Operation Love Serenade: Fighting corruption in Brazil with an open-source, Machine Learning-powered robot

Motivated to fight corruption in Brazil, tech-savvy citizens used crowdfunding to start a non-profit, open-source project that uses data science for the purpose of monitoring public spending.

Uncommon affair for robots, common affair for politicians

The Toblerone Affair. In 1995, the Swedish newspaper Expressen revealed that Mona Sahlin, who was then serving as Deputy Prime Minister,  had used her professional credit card for personal purchases, including grocery shopping. The case became known as “The Toblerone Affair” due to the inclusion of the famed chocolate bars on her credit card statement. [1]

Serenata de Amor. Toblerone bars are relatively expensive in Brazil, so most people resort to cheaper alternatives to satiate their cravings, such as the Serenata de Amor (Portuguese for “love serenade”) candy.

Desire for chocolate is not the only similarity between Brazil and other countries, however. Brazilian politicians have also been involved in corruption scandals, albeit in a widespread scale rarely seen in most other countries. In 2016, motivated to fight corruption, tech-savvy citizens led by Irio Musskopf used crowdfunding to start a non-profit, open-source project that uses data science for the purpose of monitoring public spending in Brazil. Inspired by the Toblerone Affair, the project was named Operation Serenata de Amor and is maintained by a dedicated team of 10 people, alongside hundreds of volunteers. [2]

 

Enter Rosie, an anti-corruption robot aimed at politicians

The “civic tech” project gave birth to Rosie, an application powered by machine learning and trained to identify suspicious uses of public funds. Rosie analyzes every reimbursement claimed by members of the Congress in Brazil (who are each entitled to monthly expense as much as 46 times the minimum wage in Brazil). Subsequently, it automatically identifies potential irregularities and exposes the reasons for suspicion. [3]

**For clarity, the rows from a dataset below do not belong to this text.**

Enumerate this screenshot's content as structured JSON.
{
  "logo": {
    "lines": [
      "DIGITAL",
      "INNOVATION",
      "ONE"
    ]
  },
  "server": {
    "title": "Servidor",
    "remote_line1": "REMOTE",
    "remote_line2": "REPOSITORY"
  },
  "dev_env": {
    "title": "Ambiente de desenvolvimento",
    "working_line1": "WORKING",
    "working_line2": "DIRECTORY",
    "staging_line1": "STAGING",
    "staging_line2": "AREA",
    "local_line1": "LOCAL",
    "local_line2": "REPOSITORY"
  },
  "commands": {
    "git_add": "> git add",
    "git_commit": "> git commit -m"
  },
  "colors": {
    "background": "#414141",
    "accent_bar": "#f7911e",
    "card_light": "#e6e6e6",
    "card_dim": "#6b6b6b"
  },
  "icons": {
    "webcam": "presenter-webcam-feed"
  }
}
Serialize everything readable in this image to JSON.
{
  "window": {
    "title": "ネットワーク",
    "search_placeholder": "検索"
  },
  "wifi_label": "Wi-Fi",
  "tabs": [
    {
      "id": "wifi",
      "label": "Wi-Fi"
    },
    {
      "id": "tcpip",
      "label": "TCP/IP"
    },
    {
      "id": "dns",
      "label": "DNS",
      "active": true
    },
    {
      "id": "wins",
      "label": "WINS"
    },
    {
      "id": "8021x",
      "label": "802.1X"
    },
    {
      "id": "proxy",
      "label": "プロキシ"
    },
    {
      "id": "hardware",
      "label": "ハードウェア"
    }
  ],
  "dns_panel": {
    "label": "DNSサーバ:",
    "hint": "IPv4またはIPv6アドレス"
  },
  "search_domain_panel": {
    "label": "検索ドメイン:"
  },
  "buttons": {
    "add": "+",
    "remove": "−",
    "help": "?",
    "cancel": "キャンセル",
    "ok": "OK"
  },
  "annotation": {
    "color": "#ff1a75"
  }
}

How it works. Technically, Rosie is an open-source, Github-hosted Python application that applies unsupervised learning algorithms to estimate a “probability of corruption” for each reimbursement receipt submitted by politicians in Brazil. For instance, one of Rosie’s functionalities is applying clustering algorithms to identify outliers among meal expense reimbursements. [4] [5]

The organization decided to use Machine Learning instead of traditional algorithms because of three key reasons: the necessity to analyze diverse and dynamic datasets adaptively, without the need to “hard code” a tailored application for each task; the ability to extract the most important features from the data set (i.e., the variables more likely to suggest frauds); and the requirement to scale efficiently given the large size of the datasets. Besides, the team decided to make it open-source to be able to leverage the contributions of other citizens and make the technology available for use in other contexts.[6] [7] [8] [9]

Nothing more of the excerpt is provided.